The Unorganized Township of Bootstuck
The Unorganized Township of Bootstuck
Podcast Description
An old box of randomly labelled cassette tapes is liberated from a garage sale and into the hands of a journalist who begins sifting through the contents and discovers random interviews with the citizens of a remote town known only as Bootstuck, a distant former military base in Ontario's northernmost region. The characters that occupy this abandoned outpost are colourful to be polite, unstable, unpredictable, or erratic to be direct but have all bypassed their obvious intellectual shortcomings to suss out an existence in this wild and challenging place.
Podcast Insights
Content Themes
Focuses on the quirky narratives and daily lives of Bootstuck's residents, highlighting topics like local governance, weather measurement systems, and culinary customs with episode examples such as the ongoing discussion of frozen food habits and the development of local businesses like 'Eater Way' restaurant.

The Unorganized Township of Bootstuck is a documentary-style audio descent into a place that shouldn’t exist—but very much insists that it does.

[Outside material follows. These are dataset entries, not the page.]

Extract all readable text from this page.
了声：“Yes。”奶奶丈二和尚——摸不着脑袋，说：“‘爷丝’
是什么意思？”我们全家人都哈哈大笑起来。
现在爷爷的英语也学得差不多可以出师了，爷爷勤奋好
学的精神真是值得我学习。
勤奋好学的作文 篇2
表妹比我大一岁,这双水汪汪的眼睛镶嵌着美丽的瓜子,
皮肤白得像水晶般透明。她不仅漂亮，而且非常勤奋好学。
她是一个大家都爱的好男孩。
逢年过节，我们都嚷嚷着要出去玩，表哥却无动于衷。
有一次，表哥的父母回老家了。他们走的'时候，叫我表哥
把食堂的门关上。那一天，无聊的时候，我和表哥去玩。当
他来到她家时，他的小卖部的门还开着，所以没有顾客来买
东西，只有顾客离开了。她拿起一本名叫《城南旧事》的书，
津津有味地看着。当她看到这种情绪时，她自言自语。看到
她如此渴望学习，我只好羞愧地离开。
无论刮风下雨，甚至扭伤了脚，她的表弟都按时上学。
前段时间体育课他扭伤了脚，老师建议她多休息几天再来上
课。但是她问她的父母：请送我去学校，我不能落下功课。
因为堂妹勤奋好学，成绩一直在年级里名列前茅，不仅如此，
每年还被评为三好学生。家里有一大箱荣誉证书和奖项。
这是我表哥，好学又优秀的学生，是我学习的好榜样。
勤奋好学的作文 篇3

Once a forgotten military outpost in the depths of Northern Ontario, Bootstuck has taken on a life of its own. Discovered only through a pile of mislabeled cassette tapes at a Sudbury garage sale, the story of Bootstuck slowly unravels through scattered interviews, cryptic clues, and increasingly bizarre residents. The deeper you listen, the more you realize — this isn’t just a town. It’s a puzzle. And somewhere in that puzzle?
A plane crash that changed everything.
Somewhere between folklore, found audio, and fever dream, Bootstuck blurs the line between documentary and delusion—offering listeners a place to get lost in, over and over again.
In this episode, Bootstuck checks off another major cultural milestone after finally finishing Who’s the Boss—though it takes some time to determine whether the title refers to the vacuum man, the working woman, or the elderly authority figure who “likes a lot of sex and tells everybody what to do.” Confident they’ve solved it, the group prepares to move on to Perfect Strangers, pluralized for safety.
The conversation shifts to springtime and snow removal, which in Bootstuck does not involve shovels, blowers, or common sense. Instead, Caleb has been personally eliminating the snow by warming it in his hands and blowing on it until it turns to water. This method is defended as both scientific and superior, since shovels only relocate snow and create “bigger piles,” which solves nothing.
From there, the episode detours into one of Bootstuck’s most important information systems: the social media flyer. Rather than being printed locally, the flyer simply blows into town—preferably as a double-pager—and is mounted on Bill’s board for communal reading. Its contents are loosely interpreted, sometimes invented, and then loudly explained to anyone nearby. This is how Bootstuck learns about hardware sales, global weather events, rumored Britney Spears concerts, and—most urgently—the approaching blueberry season.
As the interviewer slowly realizes these flyers may just be newspapers drifting in from Somewhere Else, distance itself becomes questionable, measured not in miles but in “sixteen songs and a cigarette.” By the end of the tape, Bootstuck remains proudly informed, wildly inaccurate, and fully dependent on the wind to keep them up to date.